In order to manage larger throughput, developers can also choose alternative machine types to balance performance and cost, as well as increase the number of replicas. Because of its adaptability, vector search can be used for a variety of purposes outside of semantic search, such as chatbots, recommendation systems, multimodal search, anomaly detection, and image similarity matching.
Using hybrid search to go farther
Although dense embedding-based semantic search excels in comprehending context and meaning, it has a drawback in that it is unable to locate objects that the embedding model is unable to comprehend. Semantic search is unable to locate items such as product numbers, business codenames, or recently created phrases since the embedding model is unable to comprehend their meanings.
Developing this kind of advanced search engine is no longer a difficult undertaking with Vertex AI vector search’s hybrid search.
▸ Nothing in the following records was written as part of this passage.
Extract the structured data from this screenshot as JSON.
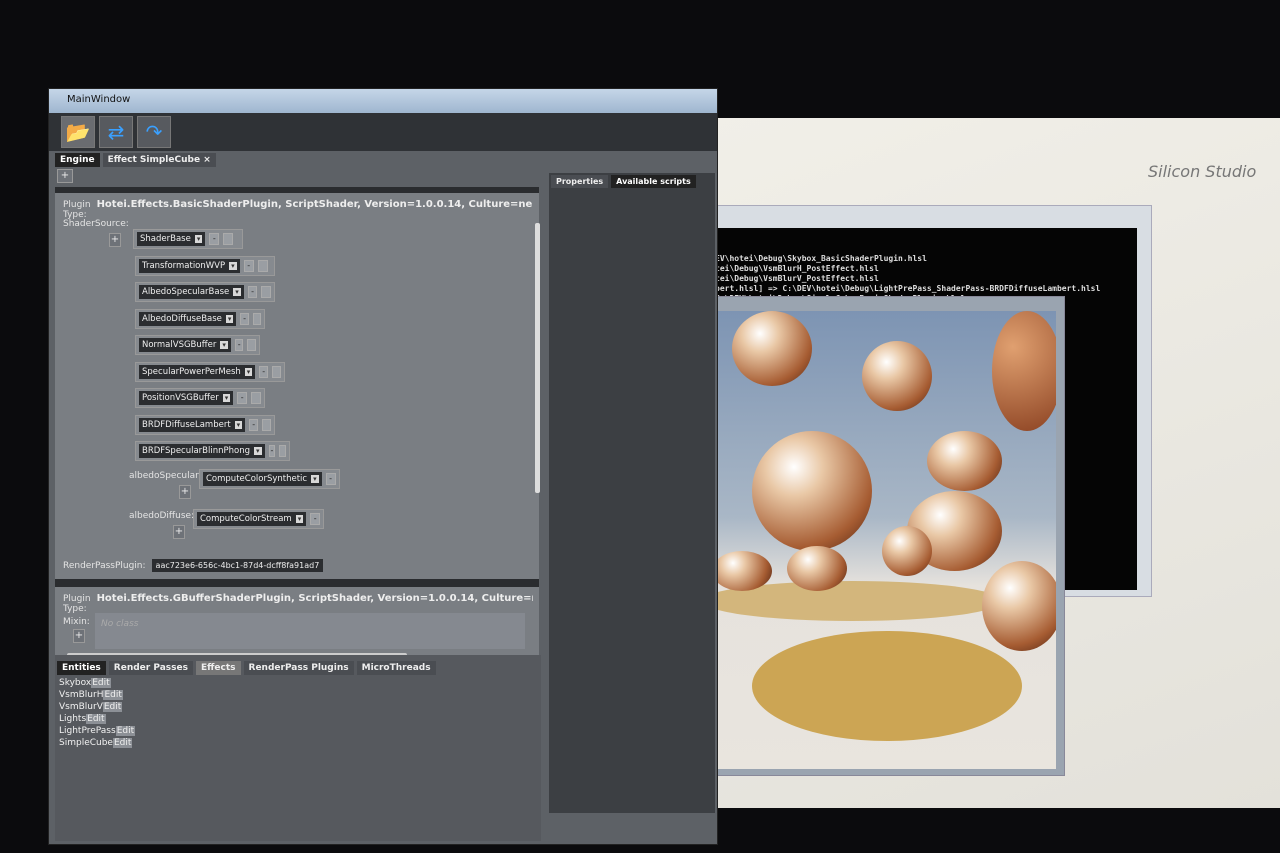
{
  "desktop": {
    "logo": "Silicon Studio"
  },
  "console": {
    "lines": [
      "EV\\hotei\\Debug\\Skybox_BasicShaderPlugin.hlsl",
      "tei\\Debug\\VsmBlurH_PostEffect.hlsl",
      "tei\\Debug\\VsmBlurV_PostEffect.hlsl",
      "bert.hlsl] => C:\\DEV\\hotei\\Debug\\LightPrePass_ShaderPass-BRDFDiffuseLambert.hlsl",
      "C:\\DEV\\hotei\\Debug\\SimpleCube_BasicShaderPlugin.hlsl"
    ]
  },
  "main": {
    "title": "MainWindow",
    "toolbar": {
      "open": "folder-open-icon",
      "refresh": "refresh-icon",
      "redo": "redo-icon"
    },
    "tabs": [
      {
        "label": "Engine"
      },
      {
        "label": "Effect SimpleCube",
        "close": "×"
      }
    ],
    "plus": "+",
    "plugin1": {
      "type_label": "Plugin Type:",
      "type_value": "Hotei.Effects.BasicShaderPlugin, ScriptShader, Version=1.0.0.14, Culture=neutral, PublicK",
      "shader_source_label": "ShaderSource:",
      "shaders": [
        "ShaderBase",
        "TransformationWVP",
        "AlbedoSpecularBase",
        "AlbedoDiffuseBase",
        "NormalVSGBuffer",
        "SpecularPowerPerMesh",
        "PositionVSGBuffer",
        "BRDFDiffuseLambert",
        "BRDFSpecularBlinnPhong"
      ],
      "albedo_specular_label": "albedoSpecular:",
      "albedo_specular_value": "ComputeColorSynthetic",
      "albedo_diffuse_label": "albedoDiffuse:",
      "albedo_diffuse_value": "ComputeColorStream",
      "renderpass_label": "RenderPassPlugin:",
      "renderpass_value": "aac723e6-656c-4bc1-87d4-dcff8fa91ad7"
    },
    "plugin2": {
      "type_label": "Plugin Type:",
      "type_value": "Hotei.Effects.GBufferShaderPlugin, ScriptShader, Version=1.0.0.14, Culture=neutral, Publi",
      "mixin_label": "Mixin:",
      "mixin_placeholder": "No class"
    },
    "right_tabs": [
      "Properties",
      "Available scripts"
    ],
    "bottom_tabs": [
      "Entities",
      "Render Passes",
      "Effects",
      "RenderPass Plugins",
      "MicroThreads"
    ],
    "effects": [
      "Skybox",
      "VsmBlurH",
      "VsmBlurV",
      "Lights",
      "LightPrePass",
      "SimpleCube"
    ],
    "edit_label": "Edit",
    "dropdown": "▾",
    "minus": "-"
  }
}
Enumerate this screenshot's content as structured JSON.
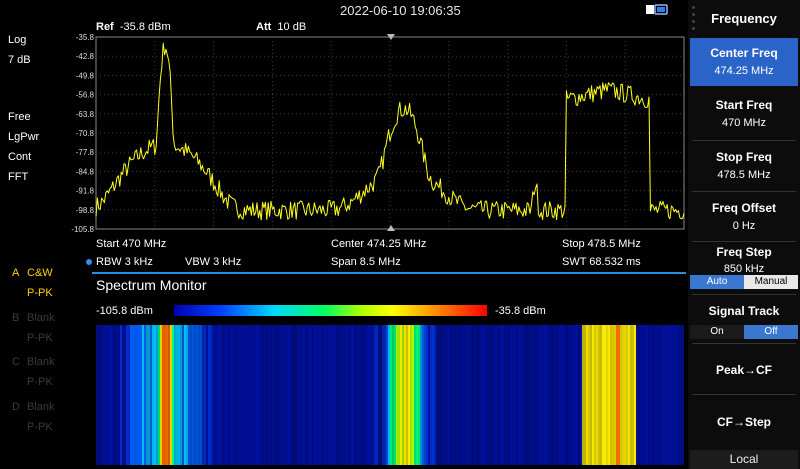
{
  "header": {
    "timestamp": "2022-06-10 19:06:35",
    "battery_icon": "battery-usb-icon"
  },
  "left_panel": {
    "scale_type": "Log",
    "scale_div": "7 dB",
    "labels": [
      "Free",
      "LgPwr",
      "Cont",
      "FFT"
    ],
    "traces": [
      {
        "letter": "A",
        "name": "C&W",
        "mode": "P-PK",
        "active": true
      },
      {
        "letter": "B",
        "name": "Blank",
        "mode": "P-PK",
        "active": false
      },
      {
        "letter": "C",
        "name": "Blank",
        "mode": "P-PK",
        "active": false
      },
      {
        "letter": "D",
        "name": "Blank",
        "mode": "P-PK",
        "active": false
      }
    ]
  },
  "spectrum": {
    "ref_label": "Ref",
    "ref_value": "-35.8 dBm",
    "att_label": "Att",
    "att_value": "10 dB",
    "y_ticks": [
      "-35.8",
      "-42.8",
      "-49.8",
      "-56.8",
      "-63.8",
      "-70.8",
      "-77.8",
      "-84.8",
      "-91.8",
      "-98.8",
      "-105.8"
    ],
    "start": "Start  470 MHz",
    "center": "Center  474.25 MHz",
    "stop": "Stop  478.5 MHz",
    "rbw": "RBW  3 kHz",
    "vbw": "VBW  3 kHz",
    "span": "Span    8.5 MHz",
    "swt": "SWT  68.532 ms"
  },
  "chart_data": {
    "type": "line",
    "x_start_mhz": 470,
    "x_stop_mhz": 478.5,
    "ylim": [
      -105.8,
      -35.8
    ],
    "trace_color": "#ffff20",
    "features": [
      {
        "x_mhz": 471.0,
        "peak_dbm": -39,
        "width_mhz": 0.06
      },
      {
        "x_mhz": 471.0,
        "peak_dbm": -75,
        "width_mhz": 0.55
      },
      {
        "x_mhz": 474.45,
        "peak_dbm": -62,
        "width_mhz": 0.2
      },
      {
        "x_mhz": 474.45,
        "peak_dbm": -85,
        "width_mhz": 0.6
      },
      {
        "x_mhz": 476.35,
        "peak_dbm": -90,
        "width_mhz": 0.04
      },
      {
        "band_start_mhz": 476.8,
        "band_stop_mhz": 478.0,
        "level_dbm": -55
      }
    ],
    "noise_floor_dbm": -99
  },
  "monitor": {
    "title": "Spectrum Monitor",
    "scale_min": "-105.8 dBm",
    "scale_max": "-35.8 dBm"
  },
  "right_panel": {
    "title": "Frequency",
    "center_freq_label": "Center Freq",
    "center_freq_value": "474.25 MHz",
    "start_freq_label": "Start Freq",
    "start_freq_value": "470 MHz",
    "stop_freq_label": "Stop Freq",
    "stop_freq_value": "478.5 MHz",
    "offset_label": "Freq Offset",
    "offset_value": "0 Hz",
    "step_label": "Freq Step",
    "step_value": "850 kHz",
    "step_auto": "Auto",
    "step_manual": "Manual",
    "signal_track_label": "Signal Track",
    "signal_track_on": "On",
    "signal_track_off": "Off",
    "peak_cf": "Peak→CF",
    "cf_step": "CF→Step",
    "local": "Local"
  }
}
Both dense and sparse embeddings, which stand for semantic meaning and keyword relevance, respectively, can be readily combined into a single index by developers. High-performance search apps that are completely tailored to match certain business requirements can be developed and implemented quickly thanks to this simplified process.
Vertex AI vector search pricing
The cost of Vector Search The components of the Approximate Nearest Neighbour service are:
- Pricing per node per hour for every virtual machine (VM) hosting a deployed index.
- A price for using streaming index updates, creating new indexes, and upgrading old ones.
Binary gigabytes (GiB) are used to measure the data processed during index building and updating; one GiB is equivalent to 1,073,741,824 bytes. Another name for this measuring unit is a gibibyte.
In every region, Vector Search charges $3.00 per gigabyte (GiB) of data handled. For Streaming Update inserts, Vector Search charges $0.45/GiB.